Our Full Report on the Voatz Mobile Voting Platform - galapago
https://blog.trailofbits.com/2020/03/13/our-full-report-on-the-voatz-mobile-voting-platform/
======
tprynn
Systemic issues:

* Creds scattered throughout source code, including DB / AWS creds, "fixed" by removing but still present in git history

* Numerous crypto vulns: nonces / AES-ECB

* What's even the point of blockchain, it just makes everything worse

Selected quotes:

"Trail of Bits was only provided a backend for live testing on the second-to-
last scheduled day of the assessment"

"The system is unusually complex, with an order-of-magnitude more custom code
than similar mobile voting systems we have assessed."

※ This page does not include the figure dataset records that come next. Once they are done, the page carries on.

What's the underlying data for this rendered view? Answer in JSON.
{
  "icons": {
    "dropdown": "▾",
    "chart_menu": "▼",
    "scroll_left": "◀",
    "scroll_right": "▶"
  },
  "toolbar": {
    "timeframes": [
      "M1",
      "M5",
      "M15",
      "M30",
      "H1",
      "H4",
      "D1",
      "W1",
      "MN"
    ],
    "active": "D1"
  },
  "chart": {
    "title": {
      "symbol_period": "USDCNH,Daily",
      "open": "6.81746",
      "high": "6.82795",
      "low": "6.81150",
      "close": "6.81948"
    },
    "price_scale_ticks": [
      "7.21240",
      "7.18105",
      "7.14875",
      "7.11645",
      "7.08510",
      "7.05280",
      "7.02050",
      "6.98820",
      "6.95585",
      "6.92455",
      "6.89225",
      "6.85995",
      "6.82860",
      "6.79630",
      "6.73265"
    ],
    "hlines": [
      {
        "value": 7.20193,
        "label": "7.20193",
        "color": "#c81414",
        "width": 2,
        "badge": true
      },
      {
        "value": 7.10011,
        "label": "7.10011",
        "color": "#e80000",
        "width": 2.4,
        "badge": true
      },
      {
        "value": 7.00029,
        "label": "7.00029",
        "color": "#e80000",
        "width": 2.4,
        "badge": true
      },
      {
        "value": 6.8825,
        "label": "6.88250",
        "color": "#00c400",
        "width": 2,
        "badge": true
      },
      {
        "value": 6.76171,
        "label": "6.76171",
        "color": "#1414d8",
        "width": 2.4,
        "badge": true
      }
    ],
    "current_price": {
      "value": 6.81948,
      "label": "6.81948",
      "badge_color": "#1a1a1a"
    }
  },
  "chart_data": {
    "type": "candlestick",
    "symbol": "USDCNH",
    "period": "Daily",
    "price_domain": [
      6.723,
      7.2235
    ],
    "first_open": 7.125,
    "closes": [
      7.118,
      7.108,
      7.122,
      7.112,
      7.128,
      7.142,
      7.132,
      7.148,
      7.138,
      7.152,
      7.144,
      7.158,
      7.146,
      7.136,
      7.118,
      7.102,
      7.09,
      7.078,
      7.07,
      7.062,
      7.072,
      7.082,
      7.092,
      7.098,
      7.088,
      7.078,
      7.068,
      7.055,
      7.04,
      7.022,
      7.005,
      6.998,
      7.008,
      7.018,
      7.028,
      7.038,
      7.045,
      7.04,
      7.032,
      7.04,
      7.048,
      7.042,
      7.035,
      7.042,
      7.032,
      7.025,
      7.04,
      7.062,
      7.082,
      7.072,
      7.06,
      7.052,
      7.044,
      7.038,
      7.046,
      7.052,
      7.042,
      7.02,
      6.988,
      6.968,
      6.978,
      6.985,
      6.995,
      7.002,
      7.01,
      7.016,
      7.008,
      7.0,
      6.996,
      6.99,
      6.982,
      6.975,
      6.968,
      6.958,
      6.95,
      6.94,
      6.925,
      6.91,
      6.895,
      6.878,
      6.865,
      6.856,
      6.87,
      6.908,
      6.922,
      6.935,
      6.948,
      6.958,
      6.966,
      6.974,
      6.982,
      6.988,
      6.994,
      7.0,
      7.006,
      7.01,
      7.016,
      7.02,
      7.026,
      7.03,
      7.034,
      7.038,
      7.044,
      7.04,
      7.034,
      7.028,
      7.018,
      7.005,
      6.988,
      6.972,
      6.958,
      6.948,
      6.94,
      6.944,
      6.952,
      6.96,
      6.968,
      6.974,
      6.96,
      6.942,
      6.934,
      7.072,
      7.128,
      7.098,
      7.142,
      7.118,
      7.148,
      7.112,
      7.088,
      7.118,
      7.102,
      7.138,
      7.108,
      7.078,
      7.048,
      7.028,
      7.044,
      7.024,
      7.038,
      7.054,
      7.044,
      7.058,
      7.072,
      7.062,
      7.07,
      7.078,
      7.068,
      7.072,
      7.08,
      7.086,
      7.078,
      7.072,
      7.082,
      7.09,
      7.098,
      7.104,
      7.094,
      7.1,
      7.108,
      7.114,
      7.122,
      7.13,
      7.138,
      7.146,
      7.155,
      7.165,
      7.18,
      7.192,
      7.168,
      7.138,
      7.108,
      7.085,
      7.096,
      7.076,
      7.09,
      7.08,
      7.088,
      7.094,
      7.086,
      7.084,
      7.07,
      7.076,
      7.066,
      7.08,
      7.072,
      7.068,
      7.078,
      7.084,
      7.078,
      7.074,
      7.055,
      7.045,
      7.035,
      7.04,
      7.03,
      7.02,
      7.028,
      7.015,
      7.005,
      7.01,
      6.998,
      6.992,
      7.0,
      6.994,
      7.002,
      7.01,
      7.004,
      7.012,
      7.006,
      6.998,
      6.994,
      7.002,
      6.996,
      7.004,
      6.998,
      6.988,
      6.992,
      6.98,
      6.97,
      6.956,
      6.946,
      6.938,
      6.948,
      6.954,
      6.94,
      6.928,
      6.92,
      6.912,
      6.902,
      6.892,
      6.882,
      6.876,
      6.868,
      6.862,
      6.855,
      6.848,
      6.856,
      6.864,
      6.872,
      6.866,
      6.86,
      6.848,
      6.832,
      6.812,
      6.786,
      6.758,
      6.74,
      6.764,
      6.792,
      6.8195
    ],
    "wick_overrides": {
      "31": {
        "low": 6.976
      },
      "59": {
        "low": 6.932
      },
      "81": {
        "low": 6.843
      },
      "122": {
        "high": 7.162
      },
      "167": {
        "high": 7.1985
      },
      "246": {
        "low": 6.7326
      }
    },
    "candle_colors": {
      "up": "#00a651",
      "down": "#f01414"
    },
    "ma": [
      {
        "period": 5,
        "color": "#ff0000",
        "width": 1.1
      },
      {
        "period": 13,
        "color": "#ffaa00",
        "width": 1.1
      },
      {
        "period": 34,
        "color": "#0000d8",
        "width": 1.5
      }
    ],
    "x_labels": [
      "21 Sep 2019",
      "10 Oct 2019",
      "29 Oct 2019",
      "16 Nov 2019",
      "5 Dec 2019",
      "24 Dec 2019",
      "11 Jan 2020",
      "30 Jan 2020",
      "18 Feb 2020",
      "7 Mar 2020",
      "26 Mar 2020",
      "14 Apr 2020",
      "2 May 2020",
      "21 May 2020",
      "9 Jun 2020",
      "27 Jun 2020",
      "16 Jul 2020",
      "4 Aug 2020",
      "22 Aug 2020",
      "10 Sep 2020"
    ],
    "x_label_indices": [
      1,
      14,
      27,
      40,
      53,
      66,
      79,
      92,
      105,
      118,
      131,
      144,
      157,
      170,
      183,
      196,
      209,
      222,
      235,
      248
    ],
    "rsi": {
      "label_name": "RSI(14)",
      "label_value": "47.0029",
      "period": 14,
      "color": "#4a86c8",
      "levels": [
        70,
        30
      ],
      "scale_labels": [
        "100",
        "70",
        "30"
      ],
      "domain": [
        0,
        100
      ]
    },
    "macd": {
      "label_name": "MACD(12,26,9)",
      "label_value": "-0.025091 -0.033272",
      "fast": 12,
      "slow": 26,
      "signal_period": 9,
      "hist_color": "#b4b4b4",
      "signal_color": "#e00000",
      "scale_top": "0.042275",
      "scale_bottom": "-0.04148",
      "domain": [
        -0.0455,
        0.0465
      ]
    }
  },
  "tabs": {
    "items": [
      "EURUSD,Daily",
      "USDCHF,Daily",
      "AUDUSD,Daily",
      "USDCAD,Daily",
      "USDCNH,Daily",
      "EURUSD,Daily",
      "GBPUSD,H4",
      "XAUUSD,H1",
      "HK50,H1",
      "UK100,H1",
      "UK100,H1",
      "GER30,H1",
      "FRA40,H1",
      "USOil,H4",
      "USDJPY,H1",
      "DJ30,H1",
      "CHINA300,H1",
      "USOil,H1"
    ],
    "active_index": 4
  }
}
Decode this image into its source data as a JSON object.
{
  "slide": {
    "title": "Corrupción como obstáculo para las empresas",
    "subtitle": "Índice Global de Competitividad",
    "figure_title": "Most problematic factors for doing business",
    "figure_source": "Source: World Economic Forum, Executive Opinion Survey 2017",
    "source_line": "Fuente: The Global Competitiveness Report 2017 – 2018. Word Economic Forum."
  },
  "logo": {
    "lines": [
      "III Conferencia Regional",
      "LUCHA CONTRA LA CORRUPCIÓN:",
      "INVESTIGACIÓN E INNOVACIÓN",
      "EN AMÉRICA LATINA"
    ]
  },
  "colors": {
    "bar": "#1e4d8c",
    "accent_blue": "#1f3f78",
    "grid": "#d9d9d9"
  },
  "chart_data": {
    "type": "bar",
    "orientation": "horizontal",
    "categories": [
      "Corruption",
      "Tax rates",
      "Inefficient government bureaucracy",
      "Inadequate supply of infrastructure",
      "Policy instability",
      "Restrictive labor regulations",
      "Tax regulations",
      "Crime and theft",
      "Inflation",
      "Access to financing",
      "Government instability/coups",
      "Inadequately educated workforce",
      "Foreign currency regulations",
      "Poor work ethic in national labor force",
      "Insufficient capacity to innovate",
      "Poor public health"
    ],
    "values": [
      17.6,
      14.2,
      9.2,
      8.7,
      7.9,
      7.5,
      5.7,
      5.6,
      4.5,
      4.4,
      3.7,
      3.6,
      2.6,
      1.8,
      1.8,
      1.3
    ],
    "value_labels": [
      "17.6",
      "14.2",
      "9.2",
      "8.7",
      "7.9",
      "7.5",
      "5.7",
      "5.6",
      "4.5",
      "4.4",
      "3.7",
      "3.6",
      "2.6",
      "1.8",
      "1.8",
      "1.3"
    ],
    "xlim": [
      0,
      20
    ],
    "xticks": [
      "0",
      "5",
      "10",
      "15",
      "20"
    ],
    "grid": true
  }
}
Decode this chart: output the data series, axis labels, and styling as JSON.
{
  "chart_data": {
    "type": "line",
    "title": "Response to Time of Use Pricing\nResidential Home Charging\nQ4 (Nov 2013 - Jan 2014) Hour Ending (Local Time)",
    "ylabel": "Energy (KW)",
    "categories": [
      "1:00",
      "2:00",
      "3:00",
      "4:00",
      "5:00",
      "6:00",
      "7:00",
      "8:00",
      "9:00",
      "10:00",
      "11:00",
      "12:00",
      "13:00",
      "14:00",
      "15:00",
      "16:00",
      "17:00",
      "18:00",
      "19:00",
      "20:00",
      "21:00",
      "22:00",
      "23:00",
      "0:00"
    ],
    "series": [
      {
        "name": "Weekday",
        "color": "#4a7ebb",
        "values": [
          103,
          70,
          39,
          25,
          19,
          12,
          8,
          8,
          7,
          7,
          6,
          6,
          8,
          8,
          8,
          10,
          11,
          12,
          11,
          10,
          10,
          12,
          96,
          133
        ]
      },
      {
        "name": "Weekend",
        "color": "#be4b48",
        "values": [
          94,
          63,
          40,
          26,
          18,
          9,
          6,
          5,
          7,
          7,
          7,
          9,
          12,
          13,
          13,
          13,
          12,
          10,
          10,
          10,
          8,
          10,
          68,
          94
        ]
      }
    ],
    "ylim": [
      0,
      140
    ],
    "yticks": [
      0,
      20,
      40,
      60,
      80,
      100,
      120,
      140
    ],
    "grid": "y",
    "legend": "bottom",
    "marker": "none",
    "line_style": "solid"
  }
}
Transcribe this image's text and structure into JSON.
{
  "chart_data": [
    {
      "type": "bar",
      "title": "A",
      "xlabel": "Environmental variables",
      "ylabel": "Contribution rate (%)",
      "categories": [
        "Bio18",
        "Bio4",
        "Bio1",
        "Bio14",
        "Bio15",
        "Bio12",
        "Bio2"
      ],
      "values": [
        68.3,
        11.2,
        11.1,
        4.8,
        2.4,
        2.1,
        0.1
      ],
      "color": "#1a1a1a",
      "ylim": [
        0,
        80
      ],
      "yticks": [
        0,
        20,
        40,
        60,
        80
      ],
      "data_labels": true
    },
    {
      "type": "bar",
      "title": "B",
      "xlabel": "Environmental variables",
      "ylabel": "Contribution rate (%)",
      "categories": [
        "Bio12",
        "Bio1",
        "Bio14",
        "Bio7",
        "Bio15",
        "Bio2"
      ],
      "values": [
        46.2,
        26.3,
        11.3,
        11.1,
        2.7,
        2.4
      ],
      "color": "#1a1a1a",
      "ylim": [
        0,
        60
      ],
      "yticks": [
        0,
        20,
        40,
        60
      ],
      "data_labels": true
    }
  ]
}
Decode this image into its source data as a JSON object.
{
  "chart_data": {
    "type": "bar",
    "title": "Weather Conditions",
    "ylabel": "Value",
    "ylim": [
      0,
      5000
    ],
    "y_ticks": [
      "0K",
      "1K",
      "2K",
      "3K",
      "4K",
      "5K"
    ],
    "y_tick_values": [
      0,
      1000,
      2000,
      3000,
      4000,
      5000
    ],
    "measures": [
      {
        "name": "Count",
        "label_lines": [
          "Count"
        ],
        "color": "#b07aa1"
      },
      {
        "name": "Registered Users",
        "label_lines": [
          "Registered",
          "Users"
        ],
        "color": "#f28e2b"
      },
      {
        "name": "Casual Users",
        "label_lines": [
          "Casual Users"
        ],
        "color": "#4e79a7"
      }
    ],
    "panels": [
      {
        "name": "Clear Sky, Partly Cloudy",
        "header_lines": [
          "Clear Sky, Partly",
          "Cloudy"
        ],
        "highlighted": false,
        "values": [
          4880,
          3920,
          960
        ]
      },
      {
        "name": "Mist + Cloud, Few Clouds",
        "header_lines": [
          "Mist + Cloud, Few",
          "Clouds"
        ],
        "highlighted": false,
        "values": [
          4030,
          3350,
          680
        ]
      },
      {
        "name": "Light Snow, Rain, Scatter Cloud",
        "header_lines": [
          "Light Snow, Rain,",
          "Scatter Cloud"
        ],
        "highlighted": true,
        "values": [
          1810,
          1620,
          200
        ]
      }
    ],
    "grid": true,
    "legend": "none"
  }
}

"Voatz's voting processes are error prone and manual, relying on manual
verification of voter identity and long-term storage of this identity on
Voatz's premises"

"E2E-V systems allow voters to cast encrypted ballots such that ballot counts
are verifiable to anyone, but individual voters’ preferences are not revealed.
... Voatz is not E2E-V."

"Storing voting data on a blockchain maintains an auditable record to prevent
fraud, but this comes at the expense of both privacy and increased attack
surface. Clients do not connect directly to the blockchain themselves, and are
therefore unable to independently verify that their votes were properly
recorded. Anyone with administrative access to the Voatz backend servers will
have enough information to fully reconstruct the entire election, deanonymize
votes, deny votes, alter votes, and invalidate audit trails."